This week’s rumours of India placing an all-out ban on pulse crop imports are likely just that, rumours.
A pair of good crops in a row have left the country with ample supplies of most pulses, and with half of the population involved in agriculture and a federal election coming, the government is looking to make good on some promises to farmers.
However, a ban would not fit within World Trade Organization rules, and India still has tools it can use to improve farm margins.
The rumours began with social media posts in the grain trade March 30 suggesting that a complete closure of pulse crop imports was imminent.
Serious restrictions to trade in crops such as lentils and chickpeas began last December with a 30 percent tariff, followed by 10 percent more in February and 20 percent again in March. The 60 percent tariff has shut down imports of pulse crops to India.
Grain Producers Australia says the rumours of further restrictions are unproven so far, but it has been looking into the subject.
Chair Andrew Weidemann said the current 60 percent tariff is having that effect already because none of the Australian crops are currently moving into that market.
He said the rumour and the tariffs are likely a political situation that is aimed at attracting farmer and rural votes.
Last week the Indian government did go one step further by adding a seven percent export subsidy to chickpeas with its Merchandise Exports for India Scheme. Put in place until June, the MEIS provides grain traders a credit they can invoke at a later date when they import product.
India had banned exports of pulse crops for nearly a decade. Last September it allowed the export sale of split green lentils and black gram, later expanding that to all pulses last December. However, because of relatively high domestic prices, Indian pulses have not been attractive to international buyers.
The winter, or rabi, crop that is being harvested in the important west-central and northern growing areas of Madhya Pradesh, Karnataka, Maharashtra, and Rajasthan now appears to be yielding well, say Indian officials.
Government-supported prices for pulse crops have seen farmers shift from wheat to crops such as chickpeas in Madhya Pradesh, say officials.
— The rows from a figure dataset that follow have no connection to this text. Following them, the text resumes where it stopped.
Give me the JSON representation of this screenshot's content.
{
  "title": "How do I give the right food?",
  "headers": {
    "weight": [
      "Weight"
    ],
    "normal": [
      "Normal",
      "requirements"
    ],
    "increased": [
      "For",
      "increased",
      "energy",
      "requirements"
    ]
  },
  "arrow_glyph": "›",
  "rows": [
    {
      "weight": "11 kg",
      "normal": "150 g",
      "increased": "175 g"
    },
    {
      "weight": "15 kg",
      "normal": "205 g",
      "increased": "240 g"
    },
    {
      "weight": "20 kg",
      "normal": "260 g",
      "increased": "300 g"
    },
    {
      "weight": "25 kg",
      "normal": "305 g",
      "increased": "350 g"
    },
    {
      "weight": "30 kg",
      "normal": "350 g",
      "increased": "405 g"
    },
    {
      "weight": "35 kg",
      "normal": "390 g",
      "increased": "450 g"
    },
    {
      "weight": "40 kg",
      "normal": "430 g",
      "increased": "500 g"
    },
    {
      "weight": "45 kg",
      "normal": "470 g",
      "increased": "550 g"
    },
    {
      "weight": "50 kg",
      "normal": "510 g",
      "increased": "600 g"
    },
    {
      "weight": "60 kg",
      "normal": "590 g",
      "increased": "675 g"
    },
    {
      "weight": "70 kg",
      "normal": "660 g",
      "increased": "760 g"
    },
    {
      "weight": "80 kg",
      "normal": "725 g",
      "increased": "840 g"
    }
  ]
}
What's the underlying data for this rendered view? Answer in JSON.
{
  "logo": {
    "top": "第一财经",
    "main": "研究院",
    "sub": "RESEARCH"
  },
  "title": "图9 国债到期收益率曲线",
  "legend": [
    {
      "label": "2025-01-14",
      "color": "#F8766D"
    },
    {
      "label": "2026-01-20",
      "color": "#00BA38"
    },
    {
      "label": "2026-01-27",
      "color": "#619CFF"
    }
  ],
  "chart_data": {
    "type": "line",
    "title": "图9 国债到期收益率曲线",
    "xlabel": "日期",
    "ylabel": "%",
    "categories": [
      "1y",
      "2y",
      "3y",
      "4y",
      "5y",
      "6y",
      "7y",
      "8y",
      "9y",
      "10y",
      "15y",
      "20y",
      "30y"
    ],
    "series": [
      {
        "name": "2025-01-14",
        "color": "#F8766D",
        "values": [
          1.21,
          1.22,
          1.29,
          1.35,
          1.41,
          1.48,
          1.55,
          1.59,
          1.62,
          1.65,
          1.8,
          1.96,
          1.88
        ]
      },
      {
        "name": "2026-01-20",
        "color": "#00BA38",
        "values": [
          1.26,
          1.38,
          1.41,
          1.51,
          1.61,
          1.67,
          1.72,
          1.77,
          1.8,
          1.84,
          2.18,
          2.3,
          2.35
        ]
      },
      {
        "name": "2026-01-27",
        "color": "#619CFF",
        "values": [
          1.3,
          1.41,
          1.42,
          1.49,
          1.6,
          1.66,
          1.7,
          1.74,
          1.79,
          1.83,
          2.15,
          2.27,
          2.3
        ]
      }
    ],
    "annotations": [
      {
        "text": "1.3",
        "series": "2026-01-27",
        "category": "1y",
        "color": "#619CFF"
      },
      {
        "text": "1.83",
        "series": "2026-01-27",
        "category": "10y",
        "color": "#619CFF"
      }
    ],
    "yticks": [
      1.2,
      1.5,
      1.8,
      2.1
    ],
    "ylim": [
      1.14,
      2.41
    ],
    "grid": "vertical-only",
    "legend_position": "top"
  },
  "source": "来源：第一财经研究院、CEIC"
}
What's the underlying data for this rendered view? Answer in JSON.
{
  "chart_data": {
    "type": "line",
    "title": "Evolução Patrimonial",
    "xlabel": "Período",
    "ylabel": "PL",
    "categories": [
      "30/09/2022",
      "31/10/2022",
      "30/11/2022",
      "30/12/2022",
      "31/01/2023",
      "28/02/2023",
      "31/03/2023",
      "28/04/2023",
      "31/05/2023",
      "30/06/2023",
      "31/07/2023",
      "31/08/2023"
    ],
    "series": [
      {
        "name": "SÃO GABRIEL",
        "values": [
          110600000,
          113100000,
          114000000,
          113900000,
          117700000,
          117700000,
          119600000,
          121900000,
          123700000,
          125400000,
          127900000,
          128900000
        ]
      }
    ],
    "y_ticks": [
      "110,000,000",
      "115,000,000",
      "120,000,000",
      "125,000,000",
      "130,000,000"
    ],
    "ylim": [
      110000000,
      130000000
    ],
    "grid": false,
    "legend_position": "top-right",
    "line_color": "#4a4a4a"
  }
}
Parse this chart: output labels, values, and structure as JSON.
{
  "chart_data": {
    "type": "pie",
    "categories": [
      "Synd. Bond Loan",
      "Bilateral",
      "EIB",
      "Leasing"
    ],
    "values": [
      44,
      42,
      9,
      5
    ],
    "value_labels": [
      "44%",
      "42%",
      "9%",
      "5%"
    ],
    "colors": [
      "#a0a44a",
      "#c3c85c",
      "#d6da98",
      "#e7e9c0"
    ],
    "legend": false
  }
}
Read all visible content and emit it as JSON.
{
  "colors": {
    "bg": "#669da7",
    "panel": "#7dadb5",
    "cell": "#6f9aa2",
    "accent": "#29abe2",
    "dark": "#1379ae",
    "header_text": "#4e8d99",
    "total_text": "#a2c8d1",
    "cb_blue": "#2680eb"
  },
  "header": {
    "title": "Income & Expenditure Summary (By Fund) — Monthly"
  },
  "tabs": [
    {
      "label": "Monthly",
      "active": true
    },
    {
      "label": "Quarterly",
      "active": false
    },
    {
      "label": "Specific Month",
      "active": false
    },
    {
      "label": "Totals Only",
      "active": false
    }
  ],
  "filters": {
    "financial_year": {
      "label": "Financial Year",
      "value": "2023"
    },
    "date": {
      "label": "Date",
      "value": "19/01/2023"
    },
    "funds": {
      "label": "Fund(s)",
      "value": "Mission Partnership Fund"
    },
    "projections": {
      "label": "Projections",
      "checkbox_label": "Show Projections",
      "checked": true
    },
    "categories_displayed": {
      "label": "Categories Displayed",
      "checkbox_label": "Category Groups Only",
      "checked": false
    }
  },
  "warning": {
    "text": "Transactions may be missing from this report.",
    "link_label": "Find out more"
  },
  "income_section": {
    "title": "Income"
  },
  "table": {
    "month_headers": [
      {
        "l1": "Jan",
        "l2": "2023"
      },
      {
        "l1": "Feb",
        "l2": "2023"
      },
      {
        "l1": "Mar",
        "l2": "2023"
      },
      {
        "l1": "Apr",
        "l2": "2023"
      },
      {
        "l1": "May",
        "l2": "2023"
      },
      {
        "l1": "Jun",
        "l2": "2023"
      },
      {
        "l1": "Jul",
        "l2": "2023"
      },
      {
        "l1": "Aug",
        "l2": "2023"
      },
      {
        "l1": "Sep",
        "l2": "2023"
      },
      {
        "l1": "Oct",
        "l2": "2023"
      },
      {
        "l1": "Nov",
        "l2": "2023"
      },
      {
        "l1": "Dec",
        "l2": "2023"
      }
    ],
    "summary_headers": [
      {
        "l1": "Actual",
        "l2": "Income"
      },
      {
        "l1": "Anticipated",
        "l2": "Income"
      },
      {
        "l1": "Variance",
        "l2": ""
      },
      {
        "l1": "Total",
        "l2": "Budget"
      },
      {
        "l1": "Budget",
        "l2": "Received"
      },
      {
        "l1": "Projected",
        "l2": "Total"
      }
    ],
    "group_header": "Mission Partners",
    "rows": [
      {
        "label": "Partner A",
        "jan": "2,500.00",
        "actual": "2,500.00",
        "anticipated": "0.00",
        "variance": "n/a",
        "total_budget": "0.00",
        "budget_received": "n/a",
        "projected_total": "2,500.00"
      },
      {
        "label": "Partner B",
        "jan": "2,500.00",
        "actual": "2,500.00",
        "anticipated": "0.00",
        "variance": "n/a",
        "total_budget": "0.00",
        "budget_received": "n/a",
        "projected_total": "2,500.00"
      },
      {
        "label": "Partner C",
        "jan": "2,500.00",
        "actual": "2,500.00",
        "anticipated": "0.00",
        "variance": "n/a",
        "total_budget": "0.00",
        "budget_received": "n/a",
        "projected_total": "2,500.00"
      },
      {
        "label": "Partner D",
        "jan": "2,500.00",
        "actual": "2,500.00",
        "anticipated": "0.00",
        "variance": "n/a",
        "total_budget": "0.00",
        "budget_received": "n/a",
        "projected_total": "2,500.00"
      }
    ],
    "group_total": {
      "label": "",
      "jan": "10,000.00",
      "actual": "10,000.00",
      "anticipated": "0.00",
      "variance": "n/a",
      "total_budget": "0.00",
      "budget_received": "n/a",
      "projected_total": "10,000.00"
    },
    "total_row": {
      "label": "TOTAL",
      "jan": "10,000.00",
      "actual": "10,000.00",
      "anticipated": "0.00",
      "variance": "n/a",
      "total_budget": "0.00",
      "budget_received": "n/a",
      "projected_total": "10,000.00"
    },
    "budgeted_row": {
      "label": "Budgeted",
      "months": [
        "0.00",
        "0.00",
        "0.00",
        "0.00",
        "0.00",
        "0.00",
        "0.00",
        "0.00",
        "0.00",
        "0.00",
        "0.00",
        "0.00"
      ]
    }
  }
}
However, those added supplies are also costing the government money as it ensures that producers receive reasonable returns from the crops.
The All Indian Dal Millers Association suggests that chickpea production for this season will be as much as two million tonnes greater than last year.
Suresh Agarwal, head of the organization, told India’s Economic Times that under another of the government’s crop subsidy programs, the Minimum Support Price, at least 2.5 million tonnes would need to be exported to cause that protection to kick in.
The recent rumour might have stemmed from lobbying efforts by the Indian pulse industry. In the heart of the pulse-producing region, Indore miller Suresh Aggarwal, representing a group of processors, had asked two weeks ago for the cancelling by the end of March of a government quota for five million tonnes of pulse imports in 2018. That would have created a complete ban on imports.
In March, the U.S. Trade Representative’s office registered a dispute with the WTO, charging that India should not be using export subsidies.
Rabobank’s March regional agribusiness report suggested the 60 percent Indian tariff on pulse crops made Indian imports “unviable.”
“But if that doesn’t stem the flow, we can expect further increases to the chickpea tariff, plus there is still room to move on the Indian wheat, field pea and lentil tariffs,” said report author Rohit Dhanda.
“A well-supplied Indian market with low prices and upcoming elections support desi chickpea prices staying in the low A$500 per tonne range over the coming nine to 12 months. Lentils and field peas can expect similar ongoing pressure over the year.”
India is expected to produce a record 24 million tonne pulse crop in the 2017-18 crop year, compared to last year’s 23 million.